Source: The Times – Catherine Boyle

Companies are facing rises of up to 25 per cent in business rates after a revaluation of commercial properties rewarded small businesses at the expense of large retailers. Supermarkets are likely to face an average 12 per cent rise in business rate bills, said the British Retail Consortium (BRC).

Businesses in London will be particularly heavily burdened by the new rates regime, which will start next year, as they are based on commercial rents in April 2008, when the property rental market was near its peak. They will also be subject to a Crossrail levy of an extra 2 per cent if the property they rent has a rateable value of £50,000 or more in the new valuations.

A typical large West End hotel pays about £900,000 in business rates annually at the moment, while a medium-sized office off the Marylebone Road pays about £14,000. The Government has capped the amount that rates can rise on a large building between 2010 and 2014 to 25 per cent, while tenants of small buildings could see rates rise by 15 per cent in the same period.

Brian Connell, cabinet member for economic development at Westminster Council, said: “The figures make grim reading and confirm our worst fears.

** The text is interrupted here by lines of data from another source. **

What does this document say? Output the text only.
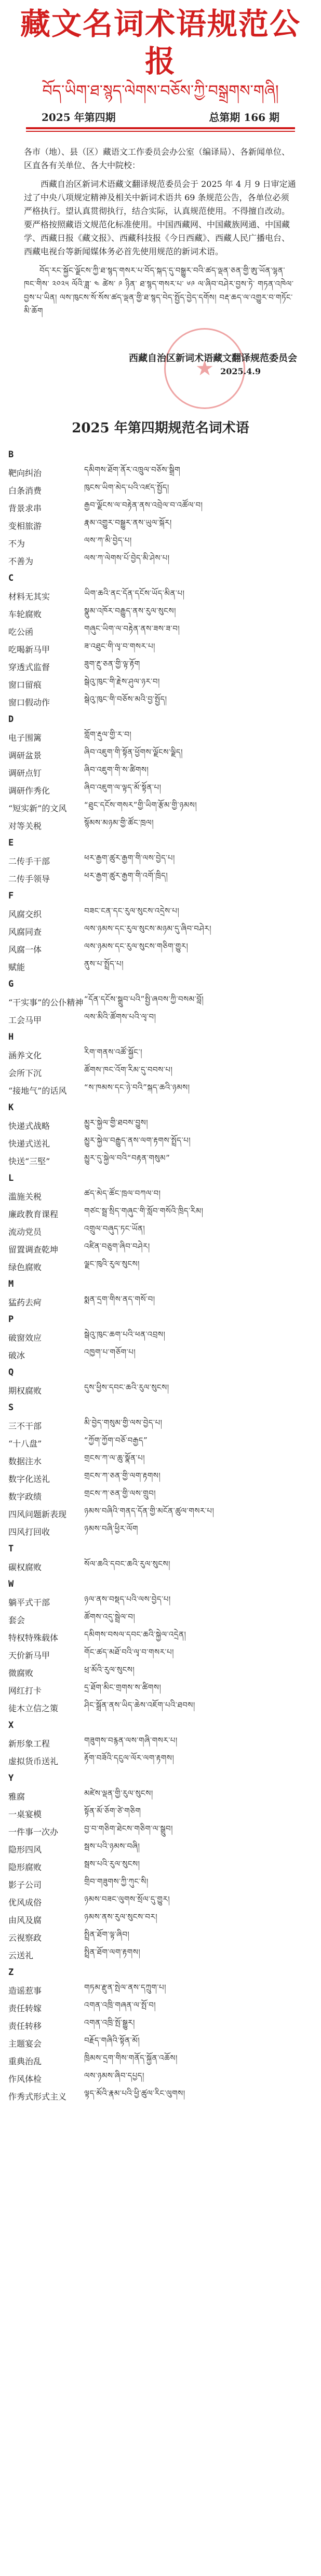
藏文名词术语规范公报
བོད་ཡིག་ཐ་སྙད་ལེགས་བཅོས་ཀྱི་བསྒྲགས་གཞི།
2025 年第四期	总第期 166 期

各市（地）、县（区）藏语文工作委员会办公室（编译局）、各新闻单位、区直各有关单位、各大中院校：

西藏自治区新词术语藏文翻译规范委员会于 2025 年 4 月 9 日审定通过了中央八项规定精神及相关中新词术语共 69 条规范公告，各单位必须严格执行。望认真贯彻执行，结合实际，认真规范使用。不得擅自改动。要严格按照藏语文规范化标准使用。中国西藏网、中国藏族网通、中国藏学、西藏日报《藏文报》、西藏科技报《今日西藏》、西藏人民广播电台、西藏电视台等新闻媒体务必首先使用规范的新词术语。

བོད་རང་སྐྱོང་ལྗོངས་ཀྱི་ཐ་སྙད་གསར་པ་བོད་སྐད་དུ་བསྒྱུར་བའི་ཚད་ལྡན་ཅན་གྱི་ཨུ་ཡོན་ལྷན་ཁང་གིས་ ༢༠༢༥ ལོའི་ཟླ་ ༤ ཚེས་ ༩ ཉིན་ ཐ་སྙད་གསར་པ་ ༦༩ ལ་ཞིབ་བཤེར་བྱས་ཏེ་ གཏན་འཁེལ་བྱས་པ་ཡིན། ལས་ཁུངས་སོ་སོས་ཚད་ལྡན་གྱི་ཐ་སྙད་བེད་སྤྱོད་བྱེད་དགོས། བརྡ་ཆད་ལ་འགྱུར་བ་གཏོང་མི་ཆོག

★
西藏自治区新词术语藏文翻译规范委员会
2025.4.9
2025 年第四期规范名词术语
B
靶向纠治	དམིགས་ཐོག་ནོར་འཁྲུལ་བཅོས་སྒྲིག
白条消费	ཁུངས་ཡིག་མེད་པའི་འཛད་སྤྱོད།
背景求串	རྒྱབ་ལྗོངས་ལ་བརྟེན་ནས་འབྲེལ་བ་འཚོལ་བ།
变相旅游	རྣམ་འགྱུར་བསྒྱུར་ནས་ཡུལ་སྐོར།
不为	ལས་ཀ་མི་བྱེད་པ།
不善为	ལས་ཀ་ལེགས་པོ་བྱེད་མི་ཤེས་པ།
C
材料无其实	ཡིག་ཆའི་ནང་དོན་དངོས་ཡོད་མིན་པ།
车轮腐败	སྣུམ་འཁོར་བརྒྱུད་ནས་རུལ་སུངས།
吃公函	གཞུང་ཡིག་ལ་བརྟེན་ནས་ཟས་ཟ་བ།
吃喝新马甲	ཟ་འཐུང་གི་ལྭ་བ་གསར་པ།
穿透式监督	ཟུག་རྔུ་ཅན་གྱི་ལྟ་རྟོག
窗口留痕	སྒེའུ་ཁུང་གི་རྗེས་ཤུལ་ཉར་བ།
窗口假动作	སྒེའུ་ཁུང་གི་བཅོས་མའི་བྱ་སྤྱོད།
D
电子围篱	གློག་རྡུལ་གྱི་ར་བ།
调研盆景	ཞིབ་འཇུག་གི་སྟོན་ཕྱོགས་ལྗོངས་ལྗིད།
调研点钉	ཞིབ་འཇུག་གི་ས་ཚིགས།
调研作秀化	ཞིབ་འཇུག་ལ་ལྟད་མོ་སྟོན་པ།
“短实新”的文风	“ཐུང་དངོས་གསར”གྱི་ཡིག་རྩོམ་གྱི་ཉམས།
对等关税	སྙོམས་མཉམ་གྱི་ཚོང་ཁྲལ།
E
二传手干部	ཕར་རྒྱག་ཚུར་རྒྱག་གི་ལས་བྱེད་པ།
二传手领导	ཕར་རྒྱག་ཚུར་རྒྱག་གི་འགོ་ཁྲིད།
F
风腐交织	བཟང་ངན་དང་རུལ་སུངས་འདྲེས་པ།
风腐同查	ལས་ཉམས་དང་རུལ་སུངས་མཉམ་དུ་ཞིབ་བཤེར།
风腐一体	ལས་ཉམས་དང་རུལ་སུངས་གཅིག་གྱུར།
赋能	ནུས་པ་སྤྲོད་པ།
G
“干实事”的公仆精神 “དོན་དངོས་སྒྲུབ་པའི”སྤྱི་ཞབས་ཀྱི་བསམ་བློ།
工会马甲	ལས་མིའི་ཚོགས་པའི་ལྭ་བ།
H
涵养文化	རིག་གནས་འཚོ་སྐྱོང་།
会所下沉	ཚོགས་ཁང་འོག་རིམ་དུ་བབས་པ།
“接地气”的话风	“ས་ཁམས་དང་ཉེ་བའི”སྐད་ཆའི་ཉམས།
K
快递式战略	མྱུར་སྐྱེལ་གྱི་ཐབས་བྱུས།
快递式送礼	མྱུར་སྐྱེལ་བརྒྱུད་ནས་ལག་རྟགས་སྤྲོད་པ།
快送“三堅”	མྱུར་དུ་སྐྱེལ་བའི“བརྟན་གསུམ”
L
滥施关税	ཚད་མེད་ཚོང་ཁྲལ་བཀལ་བ།
廉政教育课程	གཙང་སྦྲ་སྲིད་གཞུང་གི་སློབ་གསོའི་ཁྲིད་རིམ།
流动党员	འགྲུལ་བཞུད་ཏང་ཡོན།
留置调查乾坤	འཛིན་བཅུག་ཞིབ་བཤེར།
绿色腐败	ལྗང་ཁུའི་རུལ་སུངས།
M
猛药去疴	སྨན་དྲག་གིས་ནད་གསོ་བ།
P
破窗效应	སྒེའུ་ཁུང་ཆག་པའི་ཕན་འབྲས།
破冰	འཁྱག་པ་གཅོག་པ།
Q
期权腐败	དུས་ཕྱིས་དབང་ཆའི་རུལ་སུངས།
S
三不干部	མི་བྱེད་གསུམ་གྱི་ལས་བྱེད་པ།
“十八盘”	“ཀྱོག་ཀྱོག་བཅོ་བརྒྱད”
数据注水	གྲངས་ཀ་ལ་ཆུ་སྣོན་པ།
数字化送礼	གྲངས་ཀ་ཅན་གྱི་ལག་རྟགས།
数字政绩	གྲངས་ཀ་ཅན་གྱི་ལས་གྲུབ།
四风问题新表现	ཉམས་བཞིའི་གནད་དོན་གྱི་མངོན་ཚུལ་གསར་པ།
四风打回收	ཉམས་བཞི་ཕྱིར་ལོག
T
碳权腐败	སོལ་ཆའི་དབང་ཆའི་རུལ་སུངས།
W
躺平式干部	ཉལ་ནས་བསྡད་པའི་ལས་བྱེད་པ།
套会	ཚོགས་འདུ་སྦྲེལ་བ།
特权特殊载体	དམིགས་བསལ་དབང་ཆའི་སྐྱེལ་འདྲེན།
天价新马甲	གོང་ཚད་མཐོ་བའི་ལྭ་བ་གསར་པ།
微腐败	ཕྲ་མོའི་རུལ་སུངས།
网红打卡	དྲ་ཐོག་མིང་གྲགས་ས་ཚིགས།
徒木立信之策	ཤིང་སྒྲོན་ནས་ཡིད་ཆེས་འཇོག་པའི་ཐབས།
X
新形象工程	གཟུགས་བརྙན་ལས་གཞི་གསར་པ།
虚拟货币送礼	རྟོག་བཟོའི་དངུལ་ལོར་ལག་རྟགས།
Y
雅腐	མཛེས་ལྡན་གྱི་རུལ་སུངས།
一桌宴模	སྟོན་མོ་ཅོག་ཙེ་གཅིག
一件事一次办	བྱ་བ་གཅིག་ཐེངས་གཅིག་ལ་སྒྲུབ།
隐形四风	སྦས་པའི་ཉམས་བཞི།
隐形腐败	སྦས་པའི་རུལ་སུངས།
影子公司	གྲིབ་གཟུགས་ཀྱི་ཀུང་སི།
优风成俗	ཉམས་བཟང་ལུགས་སྲོལ་དུ་གྱུར།
由风及腐	ཉམས་ནས་རུལ་སུངས་བར།
云视察政	སྤྲིན་ཐོག་ལྟ་ཞིབ།
云送礼	སྤྲིན་ཐོག་ལག་རྟགས།
Z
造谣惹事	གཏམ་རྫུན་སྤེལ་ནས་དཀྲུག་པ།
责任转嫁	འགན་འཁྲི་གཞན་ལ་སྤོ་བ།
责任转移	འགན་འཁྲི་སྤོ་སྒྱུར།
主题宴会	བརྗོད་གཞིའི་སྟོན་མོ།
重典治乱	ཁྲིམས་དྲག་གིས་གནོད་སྐྱོན་འཆོས།
作风体检	ལས་ཉམས་ཞིབ་དཔྱད།
作秀式形式主义	ལྟད་མོའི་རྣམ་པའི་ཕྱི་ཚུལ་རིང་ལུགས།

For Central London businesses this will be a bitter pill to swallow after one of the toughest years in memory.”

The Government is to reserve £2 billion from the total business rates bill of £23.44 billion to give rebates to struggling businesses and about 60 per cent of them will see their rates bill fall next year. The Federation of Small Businesses welcomed the rates cuts. John Wright, chairman of the FSB, said: “The formula for working out the rates has left areas where property prices have remained high, such as London, with the likelihood of an increased bill.”

But Tom Ironside, the BRC director of Business Environment, said: “In some of the toughest trading conditions in years, a scheme that regards a 12 per cent hike in retailers’ rates bills as OK is not doing its job. Retailers need to be cushioned from the worst effects of revaluation on their rates bills.”